When it's over and you think about it, you realize that from about mid-point on nothing has held together.
With good private-eye dramas so rare, the lack of some half-way decent plotting is unfortunate. There's plenty of mystery at the beginning but it's all promises, just empty promises.
THE PICTURE is mainly designed as a vehicle for Burt Reynolds, an actor who proved he could act in "Deliverance." In "Shamus" it's another Reynolds, the one out of the center-fold of Cosmopolitan.

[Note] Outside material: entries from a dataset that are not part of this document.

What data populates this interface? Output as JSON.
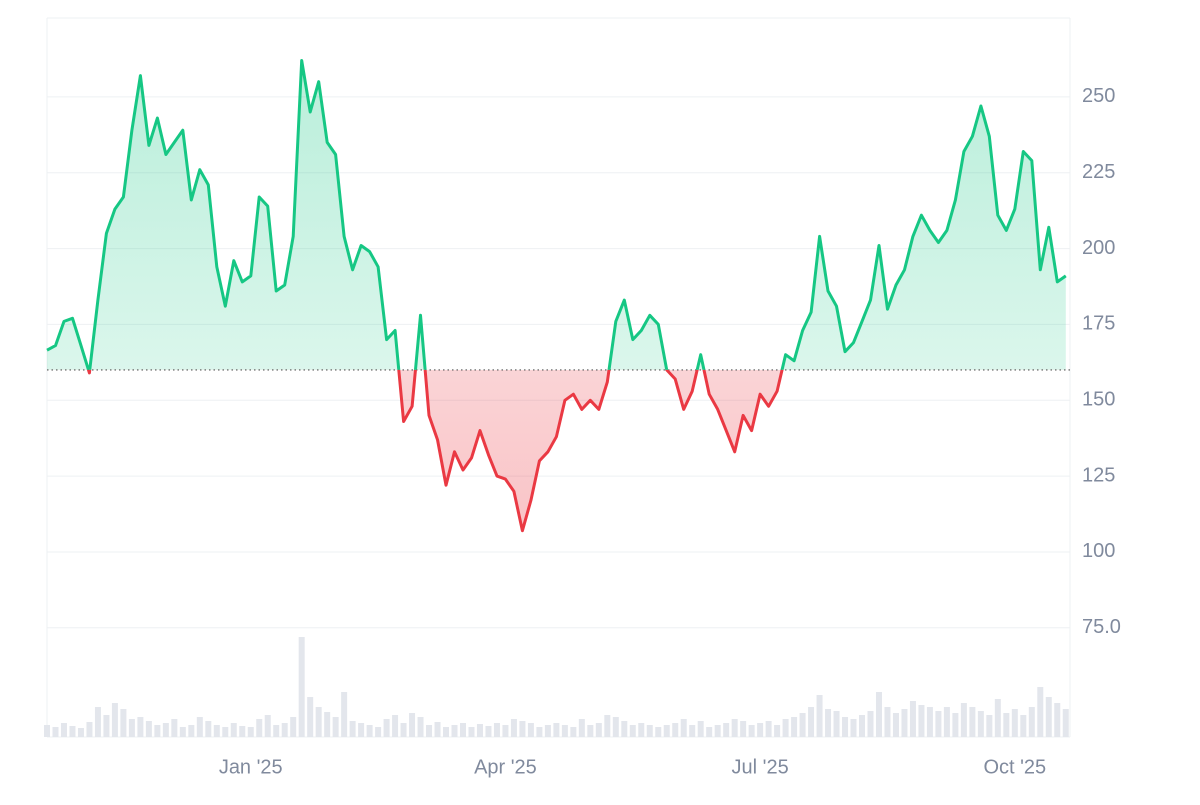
{
  "chart_data": {
    "type": "baseline",
    "x": [
      -2.4,
      -2.3,
      -2.2,
      -2.1,
      -2.0,
      -1.9,
      -1.8,
      -1.7,
      -1.6,
      -1.5,
      -1.4,
      -1.3,
      -1.2,
      -1.1,
      -1.0,
      -0.9,
      -0.8,
      -0.7,
      -0.6,
      -0.5,
      -0.4,
      -0.3,
      -0.2,
      -0.1,
      0,
      0.1,
      0.2,
      0.3,
      0.4,
      0.5,
      0.6,
      0.7,
      0.8,
      0.9,
      1.0,
      1.1,
      1.2,
      1.3,
      1.4,
      1.5,
      1.6,
      1.7,
      1.8,
      1.9,
      2.0,
      2.1,
      2.2,
      2.3,
      2.4,
      2.5,
      2.6,
      2.7,
      2.8,
      2.9,
      3.0,
      3.1,
      3.2,
      3.3,
      3.4,
      3.5,
      3.6,
      3.7,
      3.8,
      3.9,
      4.0,
      4.1,
      4.2,
      4.3,
      4.4,
      4.5,
      4.6,
      4.7,
      4.8,
      4.9,
      5.0,
      5.1,
      5.2,
      5.3,
      5.4,
      5.5,
      5.6,
      5.7,
      5.8,
      5.9,
      6.0,
      6.1,
      6.2,
      6.3,
      6.4,
      6.5,
      6.6,
      6.7,
      6.8,
      6.9,
      7.0,
      7.1,
      7.2,
      7.3,
      7.4,
      7.5,
      7.6,
      7.7,
      7.8,
      7.9,
      8.0,
      8.1,
      8.2,
      8.3,
      8.4,
      8.5,
      8.6,
      8.7,
      8.8,
      8.9,
      9.0,
      9.1,
      9.2,
      9.3,
      9.4,
      9.5,
      9.6
    ],
    "xlim": [
      -2.4,
      9.65
    ],
    "xticks": [
      {
        "value": 0,
        "label": "Jan '25"
      },
      {
        "value": 3,
        "label": "Apr '25"
      },
      {
        "value": 6,
        "label": "Jul '25"
      },
      {
        "value": 9,
        "label": "Oct '25"
      }
    ],
    "ylim": [
      39,
      276
    ],
    "yticks": [
      {
        "value": 75,
        "label": "75.0"
      },
      100,
      125,
      150,
      175,
      200,
      225,
      250
    ],
    "grid": true,
    "baseline": 160,
    "series": [
      {
        "color": "#16c784",
        "color_below": "#ea3943",
        "values": [
          166.5,
          168,
          176,
          177,
          168,
          159,
          183,
          205,
          213,
          217,
          239,
          257,
          234,
          243,
          231,
          235,
          239,
          216,
          226,
          221,
          194,
          181,
          196,
          189,
          191,
          217,
          214,
          186,
          188,
          204,
          262,
          245,
          255,
          235,
          231,
          204,
          193,
          201,
          199,
          194,
          170,
          173,
          143,
          148,
          178,
          145,
          137,
          122,
          133,
          127,
          131,
          140,
          132,
          125,
          124,
          120,
          107,
          117,
          130,
          133,
          138,
          150,
          152,
          147,
          150,
          147,
          156,
          176,
          183,
          170,
          173,
          178,
          175,
          160,
          157,
          147,
          153,
          165,
          152,
          147,
          140,
          133,
          145,
          140,
          152,
          148,
          153,
          165,
          163,
          173,
          179,
          204,
          186,
          181,
          166,
          169,
          176,
          183,
          201,
          180,
          188,
          193,
          204,
          211,
          206,
          202,
          206,
          216,
          232,
          237,
          247,
          237,
          211,
          206,
          213,
          232,
          229,
          193,
          207,
          189,
          191
        ]
      }
    ],
    "volume": {
      "color": "#e3e6ec",
      "lim": [
        0,
        100
      ],
      "values": [
        12,
        10,
        14,
        11,
        9,
        15,
        30,
        22,
        34,
        28,
        18,
        20,
        16,
        12,
        14,
        18,
        10,
        12,
        20,
        16,
        12,
        10,
        14,
        11,
        10,
        18,
        22,
        12,
        14,
        20,
        100,
        40,
        30,
        25,
        20,
        45,
        16,
        14,
        12,
        10,
        18,
        22,
        14,
        24,
        20,
        12,
        15,
        10,
        12,
        14,
        10,
        13,
        11,
        14,
        12,
        18,
        16,
        14,
        10,
        12,
        14,
        12,
        10,
        18,
        12,
        14,
        22,
        20,
        16,
        12,
        14,
        12,
        10,
        12,
        14,
        18,
        12,
        16,
        10,
        12,
        14,
        18,
        16,
        12,
        14,
        16,
        12,
        18,
        20,
        24,
        30,
        42,
        28,
        26,
        20,
        18,
        22,
        26,
        45,
        30,
        24,
        28,
        36,
        32,
        30,
        26,
        30,
        24,
        34,
        30,
        26,
        22,
        38,
        24,
        28,
        22,
        30,
        50,
        40,
        34,
        28
      ]
    }
  }
}
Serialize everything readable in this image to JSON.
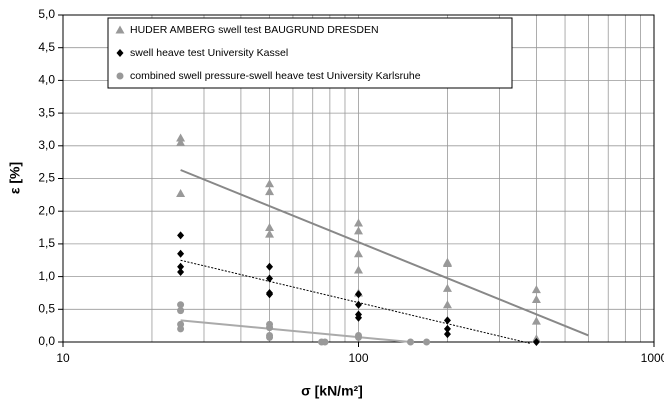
{
  "chart_data": {
    "type": "scatter",
    "xscale": "log",
    "xlabel": "σ [kN/m²]",
    "ylabel": "ε [%]",
    "xlim": [
      10,
      1000
    ],
    "xticks": [
      10,
      100,
      1000
    ],
    "xgrid_minor": [
      20,
      30,
      40,
      50,
      60,
      70,
      80,
      90,
      200,
      300,
      400,
      500,
      600,
      700,
      800,
      900
    ],
    "ylim": [
      0,
      5
    ],
    "yticks": [
      {
        "value": 0,
        "label": "0,0"
      },
      {
        "value": 0.5,
        "label": "0,5"
      },
      {
        "value": 1,
        "label": "1,0"
      },
      {
        "value": 1.5,
        "label": "1,5"
      },
      {
        "value": 2,
        "label": "2,0"
      },
      {
        "value": 2.5,
        "label": "2,5"
      },
      {
        "value": 3,
        "label": "3,0"
      },
      {
        "value": 3.5,
        "label": "3,5"
      },
      {
        "value": 4,
        "label": "4,0"
      },
      {
        "value": 4.5,
        "label": "4,5"
      },
      {
        "value": 5,
        "label": "5,0"
      }
    ],
    "grid": true,
    "series": [
      {
        "name": "HUDER AMBERG swell test BAUGRUND DRESDEN",
        "color": "#999999",
        "marker": "triangle",
        "x": [
          25,
          25,
          25,
          50,
          50,
          50,
          50,
          100,
          100,
          100,
          100,
          100,
          200,
          200,
          200,
          200,
          400,
          400,
          400,
          400
        ],
        "values": [
          3.12,
          3.05,
          2.27,
          2.42,
          2.3,
          1.75,
          1.65,
          1.82,
          1.7,
          1.35,
          1.1,
          0.75,
          1.22,
          1.2,
          0.82,
          0.57,
          0.8,
          0.65,
          0.32,
          0.05
        ],
        "trendline": {
          "x": [
            25,
            600
          ],
          "y": [
            2.63,
            0.1
          ],
          "color": "#888888",
          "dash": false
        }
      },
      {
        "name": "swell heave test University Kassel",
        "color": "#000000",
        "marker": "diamond",
        "x": [
          25,
          25,
          25,
          25,
          50,
          50,
          50,
          50,
          100,
          100,
          100,
          100,
          200,
          200,
          200,
          400
        ],
        "values": [
          1.63,
          1.35,
          1.15,
          1.07,
          1.15,
          0.97,
          0.75,
          0.73,
          0.73,
          0.57,
          0.42,
          0.37,
          0.33,
          0.2,
          0.12,
          0.0
        ],
        "trendline": {
          "x": [
            25,
            380
          ],
          "y": [
            1.25,
            -0.02
          ],
          "color": "#000000",
          "dash": true
        }
      },
      {
        "name": "combined swell pressure-swell heave test University Karlsruhe",
        "color": "#999999",
        "marker": "circle",
        "x": [
          25,
          25,
          25,
          25,
          50,
          50,
          50,
          50,
          75,
          77,
          100,
          100,
          150,
          170
        ],
        "values": [
          0.57,
          0.48,
          0.27,
          0.2,
          0.27,
          0.22,
          0.1,
          0.07,
          0.0,
          0.0,
          0.1,
          0.07,
          0.0,
          0.0
        ],
        "trendline": {
          "x": [
            25,
            150
          ],
          "y": [
            0.33,
            0.0
          ],
          "color": "#aaaaaa",
          "dash": false
        }
      }
    ],
    "legend": "top"
  }
}
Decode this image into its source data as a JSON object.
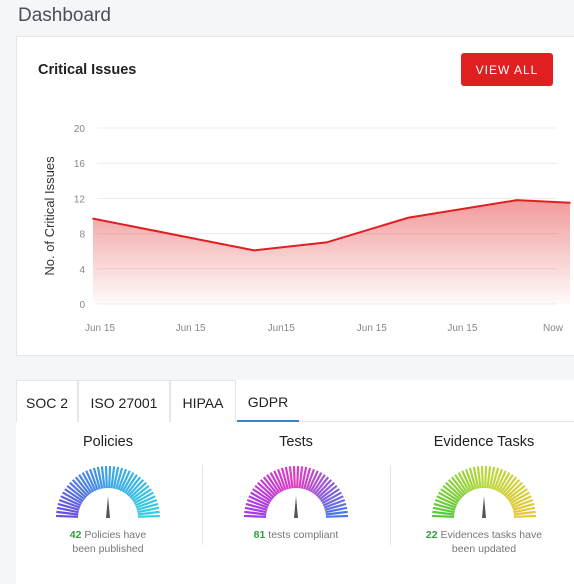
{
  "header": {
    "title": "Dashboard"
  },
  "card": {
    "title": "Critical Issues",
    "view_all_label": "VIEW ALL"
  },
  "chart_data": {
    "type": "area",
    "title": "Critical Issues",
    "xlabel": "",
    "ylabel": "No. of Critical Issues",
    "categories": [
      "Jun 15",
      "Jun 15",
      "Jun15",
      "Jun 15",
      "Jun 15",
      "Now"
    ],
    "y_ticks": [
      0,
      4,
      8,
      12,
      16,
      20
    ],
    "ylim": [
      0,
      20
    ],
    "grid": true,
    "color": "#e02020",
    "series": [
      {
        "x": [
          0,
          1.7,
          2.5,
          3.4,
          4.6,
          5.2
        ],
        "values": [
          9.7,
          6.1,
          7.0,
          9.8,
          11.8,
          11.5
        ]
      }
    ]
  },
  "tabs": [
    {
      "label": "SOC 2",
      "active": false
    },
    {
      "label": "ISO 27001",
      "active": false
    },
    {
      "label": "HIPAA",
      "active": false
    },
    {
      "label": "GDPR",
      "active": true
    }
  ],
  "metrics": [
    {
      "title": "Policies",
      "count": "42",
      "desc1": "Policies have",
      "desc2": "been published",
      "colors": [
        "#6a4ce0",
        "#3aa4e8",
        "#38d0e0"
      ]
    },
    {
      "title": "Tests",
      "count": "81",
      "desc1": "tests compliant",
      "desc2": "",
      "colors": [
        "#a03ce6",
        "#e03cc0",
        "#4a78e8"
      ]
    },
    {
      "title": "Evidence Tasks",
      "count": "22",
      "desc1": "Evidences tasks have",
      "desc2": "been updated",
      "colors": [
        "#58c83a",
        "#b8d83a",
        "#e8c83a"
      ]
    }
  ]
}
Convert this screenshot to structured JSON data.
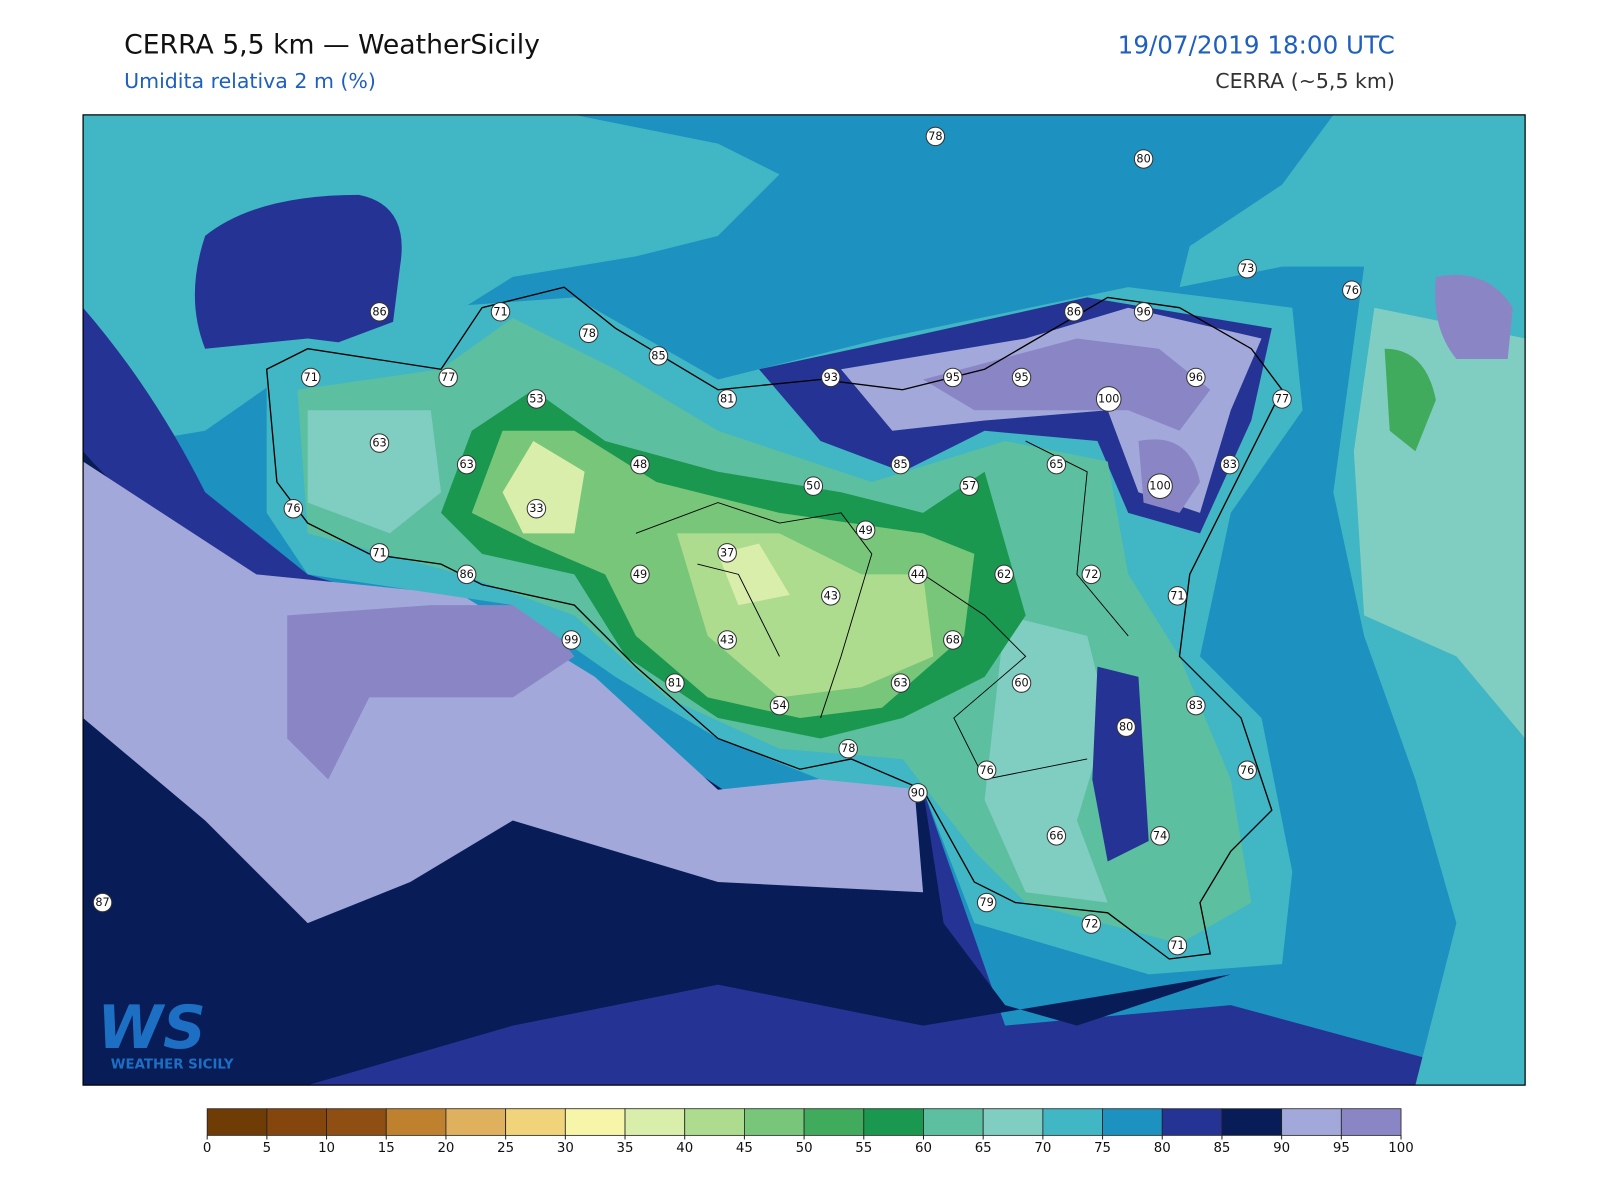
{
  "header": {
    "title": "CERRA 5,5 km — WeatherSicily",
    "subtitle": "Umidita relativa 2 m (%)",
    "datetime": "19/07/2019 18:00 UTC",
    "model": "CERRA (~5,5 km)"
  },
  "stations": [
    78,
    80,
    73,
    76,
    86,
    71,
    78,
    85,
    86,
    96,
    71,
    77,
    81,
    93,
    95,
    95,
    100,
    96,
    77,
    53,
    63,
    63,
    48,
    85,
    65,
    100,
    83,
    76,
    33,
    50,
    57,
    49,
    71,
    37,
    86,
    49,
    43,
    44,
    62,
    72,
    71,
    99,
    43,
    68,
    81,
    63,
    60,
    83,
    54,
    80,
    78,
    76,
    76,
    90,
    66,
    74,
    87,
    79,
    72,
    71
  ],
  "colorbar": {
    "ticks": [
      0,
      5,
      10,
      15,
      20,
      25,
      30,
      35,
      40,
      45,
      50,
      55,
      60,
      65,
      70,
      75,
      80,
      85,
      90,
      95,
      100
    ],
    "colors": [
      "#6f3c06",
      "#84460c",
      "#8f4f12",
      "#bf812d",
      "#dfb05e",
      "#f0d37a",
      "#f6f5a8",
      "#d9eeaa",
      "#aedc8e",
      "#78c679",
      "#41ab5d",
      "#1a9850",
      "#5cc0a0",
      "#80cdc1",
      "#41b6c4",
      "#1d91c0",
      "#253494",
      "#081d58",
      "#a2a9da",
      "#8a86c6"
    ]
  },
  "logo": {
    "mark": "WS",
    "text": "WEATHER SICILY"
  }
}
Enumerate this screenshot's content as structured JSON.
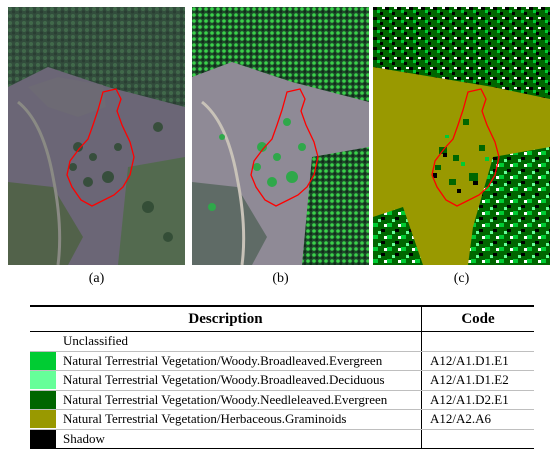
{
  "panels": [
    {
      "label": "(a)",
      "type": "natural-color-satellite-image"
    },
    {
      "label": "(b)",
      "type": "enhanced-satellite-image"
    },
    {
      "label": "(c)",
      "type": "land-cover-classification-map"
    }
  ],
  "outline_color": "#ff0000",
  "table": {
    "headers": {
      "description": "Description",
      "code": "Code"
    },
    "rows": [
      {
        "color": "#ffffff",
        "description": "Unclassified",
        "code": ""
      },
      {
        "color": "#00cc33",
        "description": "Natural Terrestrial Vegetation/Woody.Broadleaved.Evergreen",
        "code": "A12/A1.D1.E1"
      },
      {
        "color": "#66ff99",
        "description": "Natural Terrestrial Vegetation/Woody.Broadleaved.Deciduous",
        "code": "A12/A1.D1.E2"
      },
      {
        "color": "#006600",
        "description": "Natural Terrestrial Vegetation/Woody.Needleleaved.Evergreen",
        "code": "A12/A1.D2.E1"
      },
      {
        "color": "#999900",
        "description": "Natural Terrestrial Vegetation/Herbaceous.Graminoids",
        "code": "A12/A2.A6"
      },
      {
        "color": "#000000",
        "description": "Shadow",
        "code": ""
      }
    ]
  }
}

Indoors he's bare chested a lot. Outdoors he's fully clothed and doing some of the fanciest leaping, running and jumping that's ever been done through the backyards of Brooklyn, where the movie was filmed. If he isn't proving he's an actor this time around he's certainly making it clear that he's reasonably agile.
The picture opens with a couple in bed getting murdered by a fellow with a flamethrower. The murderer makes off with a safe filled with diamonds.
ON COME the titles and we meet Reynolds who is a private eye. He lives in a sleazy apartment where he has a pool table for a bed and a wandering wench or two to share it, a cat, and arsenal and a couple of clean shirts.
Reynolds is hired by a millionaire who originally owned the diamonds and wants them back. Everywhere Reynolds turns he finds people unwilling to talk.
WHILE A COUPLE of tough guys gnarl at him to lay off he gets roughed up badly enough to put anyone else in the hospital for several weeks. This detective is out asking for more trouble the next morning.
A variety of characters are introduced but are never fully accounted for. One of them has a pretty sister who is played by Dyan Cannon because you don't make movies like this without a Dyan Cannon or the equivalent.
There's also an eccentric hanger-on who quotes sports statistics endlessly, without even being asked. It's an odd form of running gag that doesn't work.
There's an attempt at some cute dialog and fancy antics but the moviemakers didn't have the right touch. It's also an odd mixture with the violence which is generally on the nasty side.